Did you know that research shows PTSD is comorbid with chronic migraine? In fact, people with migraine are 3 to 4 times more likely to live with PTSD.  Post-traumatic stress disorder (PTSD) is a mental health condition caused by a reaction to experiencing or witnessing a traumatic event. PTSD is quite common and can take a heavy toll, causing issues for people in their relationships, at work/school and in all aspects of their daily lives. They may feel isolated, be unable to process and/or express emotions, and experience a wide variety of negative impacts on their mental and physical health.
PTSD is an anxiety disorder, but it is distinct from other types of anxiety disorders such as generalized anxiety disorder or panic disorder, as it occurs as a result of trauma triggering feelings of intense fear, helplessness, and horror.
There are many symptoms of PTSD, including:
- Intrusive thoughts, flashbacks and/or memories of the event
- Sweating, shaking, chest pains, dizziness
- A heightened startle response
- Angry outbursts
- Difficulty concentrating
- Sleep disturbances
- Efforts to avoid things that trigger such memories
- Distorted thoughts
- Low mood/energy
- Loss of interest in activities once enjoyed
- Guilt and shame
- Self-destructive behaviors such as substance abuse
- Suicidal thoughts
People who live with PTSD experience an elevated “fight or flight” response.
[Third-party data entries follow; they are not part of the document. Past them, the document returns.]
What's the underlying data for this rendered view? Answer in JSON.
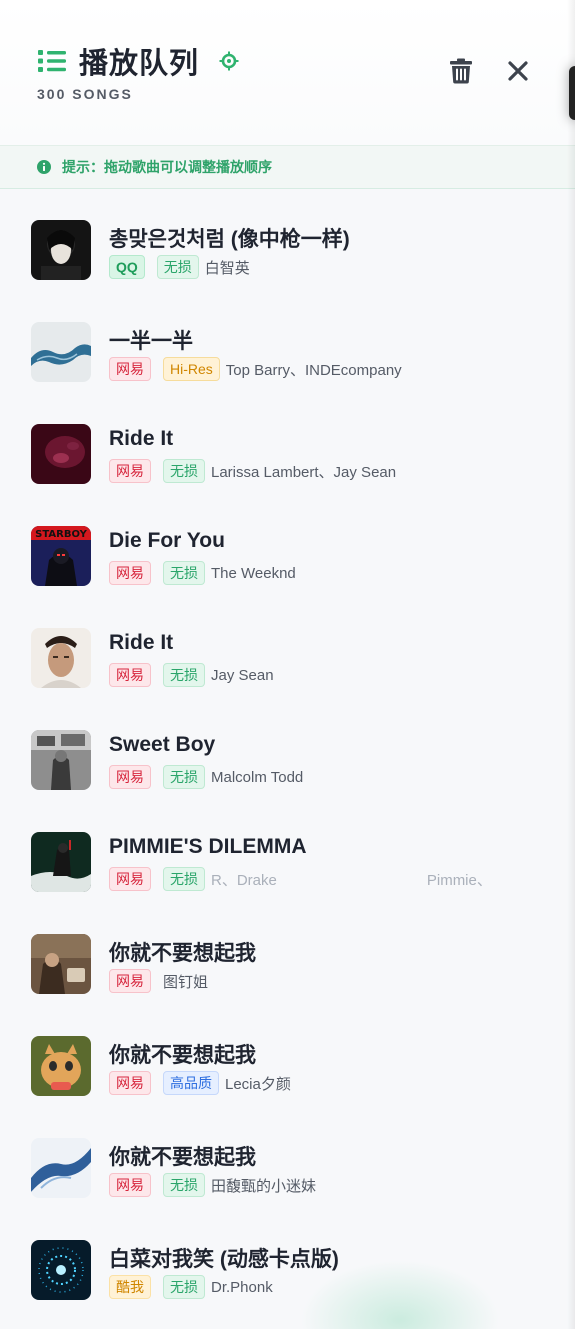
{
  "header": {
    "title": "播放队列",
    "count": "300 SONGS",
    "accent": "#2fb36f"
  },
  "tip": {
    "text": "提示：拖动歌曲可以调整播放顺序"
  },
  "songs": [
    {
      "title": "총맞은것처럼 (像中枪一样)",
      "source": "QQ",
      "quality": "无损",
      "artist": "白智英"
    },
    {
      "title": "一半一半",
      "source": "网易",
      "quality": "Hi-Res",
      "artist": "Top Barry、INDEcompany"
    },
    {
      "title": "Ride It",
      "source": "网易",
      "quality": "无损",
      "artist": "Larissa Lambert、Jay Sean"
    },
    {
      "title": "Die For You",
      "source": "网易",
      "quality": "无损",
      "artist": "The Weeknd"
    },
    {
      "title": "Ride It",
      "source": "网易",
      "quality": "无损",
      "artist": "Jay Sean"
    },
    {
      "title": "Sweet Boy",
      "source": "网易",
      "quality": "无损",
      "artist": "Malcolm Todd"
    },
    {
      "title": "PIMMIE'S DILEMMA",
      "source": "网易",
      "quality": "无损",
      "artist_a": "R、Drake",
      "artist_b": "Pimmie、"
    },
    {
      "title": "你就不要想起我",
      "source": "网易",
      "artist": "图钉姐"
    },
    {
      "title": "你就不要想起我",
      "source": "网易",
      "quality": "高品质",
      "artist": "Lecia夕颜"
    },
    {
      "title": "你就不要想起我",
      "source": "网易",
      "quality": "无损",
      "artist": "田馥甄的小迷妹"
    },
    {
      "title": "白菜对我笑 (动感卡点版)",
      "source": "酷我",
      "quality": "无损",
      "artist": "Dr.Phonk"
    }
  ],
  "cover_art_text": "STARBOY"
}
Perceived threats trigger their autonomic nervous system, which leads to chemical alterations in the brain. This creates a sense of danger and other symptoms, even when there is no actual threat or the threat is no longer present.
The most common cause of PTSD is trauma, including physical and sexual abuse. People who have experienced life-threatening situations, such as military combat, typically have the highest risk of developing PTSD. However, about 26-52% of women who’ve experienced childhood abuse and interpersonal violence have PTSD also.  Interestingly, women are more likely than men to develop PTSD and people with certain occupations—such as law enforcement personnel, firefighters, healthcare workers, emergency responders, and journalists—face added risks. 
The Link Between Migraine and PTSD
Research suggests that migraine and PTSD commonly occur together. While the exact link between the two is unknown, people with migraine may have a greater chance of developing PTSD when exposed to traumatic events , and people with PTSD are more likely to have migraine. The presence of migraine may indicate the severity of a person’s PTSD, and living with both conditions may increase overall disability. 
In addition, the type of traumatic event a person with PTSD has experienced can increase the likelihood of headaches in general. For example, if someone was in an accident or situation where they experienced a head injury, they might be more likely to experience migraine and problems with headaches. 
Managing Migraine and PTSD
If you are living with migraine and suspect you may have PTSD, it’s important to talk with your doctor, especially if your symptoms last longer than a few months, are very upsetting and/or are disrupting your quality of life. A qualified professional can help you identify the best mix of treatment options.
PTSD is commonly treated using a mix of medication and therapy. Keeping up on activities that promote brain health can help both with PTSD and migraine:
- Prioritize sleep
- Manage stress
- Get regular exercise
- Stay hydrated and eat a nutritious diet
- Practice consistent self-care
Other options that may help include:
- Art therapy
- Mindfulness and meditation
- Getting outside and enjoying nature
- Connecting with others who have had similar experiences through a support group
It’s important to understand that PTSD symptoms can vary in intensity over time, and that getting treatment early can help prevent symptoms from getting worse.